Within a day or so they became suspicious of Richeson because of his behavior. One of Avis’s friends called him to let him know that Avis had died and he first denied even knowing her, then asked “why did you phone me? Tell her parents.”
At the same time that the druggist Hahn was telling police that he sold cyanide to Richeson, the minister fled his lodgings and took refuge at the Edmands home. Both Moses Edmands and his daughter expressed their support for Richeson to police who desperately wanted to speak to the preacher.

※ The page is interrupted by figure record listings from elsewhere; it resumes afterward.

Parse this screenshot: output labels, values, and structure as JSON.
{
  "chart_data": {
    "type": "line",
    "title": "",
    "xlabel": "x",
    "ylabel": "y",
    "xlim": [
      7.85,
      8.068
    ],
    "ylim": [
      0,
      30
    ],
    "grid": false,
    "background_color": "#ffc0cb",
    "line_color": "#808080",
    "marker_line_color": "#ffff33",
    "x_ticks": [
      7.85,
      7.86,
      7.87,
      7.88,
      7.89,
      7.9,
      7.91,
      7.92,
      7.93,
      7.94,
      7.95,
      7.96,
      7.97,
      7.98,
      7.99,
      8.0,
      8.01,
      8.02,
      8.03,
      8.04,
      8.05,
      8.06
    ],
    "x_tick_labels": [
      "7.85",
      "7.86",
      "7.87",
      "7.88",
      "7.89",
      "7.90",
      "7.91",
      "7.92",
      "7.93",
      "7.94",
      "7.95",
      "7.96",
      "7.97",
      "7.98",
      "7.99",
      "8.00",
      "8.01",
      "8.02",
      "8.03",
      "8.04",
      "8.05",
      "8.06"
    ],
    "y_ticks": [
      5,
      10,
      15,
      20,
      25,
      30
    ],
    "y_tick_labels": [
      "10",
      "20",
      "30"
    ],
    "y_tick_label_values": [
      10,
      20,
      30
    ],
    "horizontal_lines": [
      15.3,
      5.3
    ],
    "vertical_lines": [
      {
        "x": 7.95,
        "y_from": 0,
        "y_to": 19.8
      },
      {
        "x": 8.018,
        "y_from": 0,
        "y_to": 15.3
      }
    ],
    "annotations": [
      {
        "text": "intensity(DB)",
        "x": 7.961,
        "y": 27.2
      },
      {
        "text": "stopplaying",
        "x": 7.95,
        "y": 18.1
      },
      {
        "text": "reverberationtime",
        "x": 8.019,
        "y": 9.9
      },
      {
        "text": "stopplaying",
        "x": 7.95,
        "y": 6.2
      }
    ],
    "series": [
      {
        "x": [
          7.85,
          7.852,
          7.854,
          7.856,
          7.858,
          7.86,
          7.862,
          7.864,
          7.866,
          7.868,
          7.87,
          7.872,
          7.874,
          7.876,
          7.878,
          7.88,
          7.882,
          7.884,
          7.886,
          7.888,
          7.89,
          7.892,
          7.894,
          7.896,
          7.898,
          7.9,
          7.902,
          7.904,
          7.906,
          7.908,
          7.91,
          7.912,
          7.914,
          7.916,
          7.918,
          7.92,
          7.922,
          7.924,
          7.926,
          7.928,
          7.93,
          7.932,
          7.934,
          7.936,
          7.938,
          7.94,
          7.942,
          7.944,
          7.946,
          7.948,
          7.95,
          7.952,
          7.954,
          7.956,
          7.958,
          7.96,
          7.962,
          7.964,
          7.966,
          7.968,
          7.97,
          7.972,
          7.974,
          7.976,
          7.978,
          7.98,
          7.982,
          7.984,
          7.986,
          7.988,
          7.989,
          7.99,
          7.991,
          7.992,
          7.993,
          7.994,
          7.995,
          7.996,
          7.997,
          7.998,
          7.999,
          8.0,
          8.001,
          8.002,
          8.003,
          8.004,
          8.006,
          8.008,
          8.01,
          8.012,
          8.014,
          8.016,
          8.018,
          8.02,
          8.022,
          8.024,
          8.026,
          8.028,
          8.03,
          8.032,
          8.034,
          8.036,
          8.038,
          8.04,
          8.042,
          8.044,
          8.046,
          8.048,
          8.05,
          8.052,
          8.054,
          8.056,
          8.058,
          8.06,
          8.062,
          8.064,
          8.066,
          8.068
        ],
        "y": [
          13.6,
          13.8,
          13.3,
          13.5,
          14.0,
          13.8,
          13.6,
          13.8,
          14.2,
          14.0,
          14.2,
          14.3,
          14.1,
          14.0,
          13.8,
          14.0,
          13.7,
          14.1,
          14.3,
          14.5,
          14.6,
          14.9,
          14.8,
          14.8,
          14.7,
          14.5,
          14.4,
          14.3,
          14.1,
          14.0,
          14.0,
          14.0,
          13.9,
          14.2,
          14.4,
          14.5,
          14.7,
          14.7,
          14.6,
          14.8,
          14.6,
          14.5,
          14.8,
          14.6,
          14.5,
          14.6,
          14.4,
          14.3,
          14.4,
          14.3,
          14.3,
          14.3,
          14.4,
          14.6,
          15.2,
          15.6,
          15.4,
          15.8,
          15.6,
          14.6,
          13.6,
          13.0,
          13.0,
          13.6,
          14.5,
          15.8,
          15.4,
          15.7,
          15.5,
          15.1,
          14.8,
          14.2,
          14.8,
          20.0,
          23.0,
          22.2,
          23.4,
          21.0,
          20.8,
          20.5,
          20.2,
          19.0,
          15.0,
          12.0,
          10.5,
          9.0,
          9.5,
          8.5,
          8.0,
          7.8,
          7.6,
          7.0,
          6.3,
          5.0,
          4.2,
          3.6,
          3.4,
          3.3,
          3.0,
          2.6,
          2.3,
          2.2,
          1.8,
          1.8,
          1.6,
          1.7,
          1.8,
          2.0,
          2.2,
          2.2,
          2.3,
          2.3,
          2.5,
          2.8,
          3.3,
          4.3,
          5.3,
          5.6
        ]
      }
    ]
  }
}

After a day-long stand-off, Richeson finally agreed to accompany police downtown and he was arrested for Avis’s murder. Although the Edmands family continued to support Richeson, paying for special meals to be sent to him in jail and for his attorney, it became clear that the October 31 wedding would have to be postponed. Violet Edmands fled Cambridge for parts unknown while her family began returning the gifts that were being delivered.
Asserting his innocence, Richeson resigned his pastorship in November, shortly after he was indicted by a special grand jury. The indictment was handed down almost to the minute that his wedding to Violet was to begin. The matter was set for trial in January 1912.
On December 20, 1911, Richeson mutilated his genitals using a piece of tin he managed to secret in his cell. Although the injuries were not life-threatening, doctors were not able to save his penis and finished the job he had started. It was unclear whether Richeson intended to commit suicide or was simply punishing himself for his sins.
Two weeks before he was to stand trial, “under the lashings of remorse,” as he called it, Richeson stood before the court and admitted that he deliberately intended to kill Avis.
There was but one penalty for his crime and Richeson was sentenced to die in the Massachusetts electric chair.
On May 21, 1912, 1,900 volts of electricity surged through Richeson’s body as he sat in the chair. He amazed the witnesses to the execution by demonstrating the “real spirit of manhood when death looms,” according to one account.
“It was surely a revelation of God’s power which was granted, because Richeson died a far better man than he ever lived,” said the prison chaplin.
Violet Edmands never married after the scandal. She left the rarefied Boston lifestyle and devoted her life to social service and missionary work, spending time in Japan until the memories of the Avis Linnell murder faded from the public memory. She died in 1939.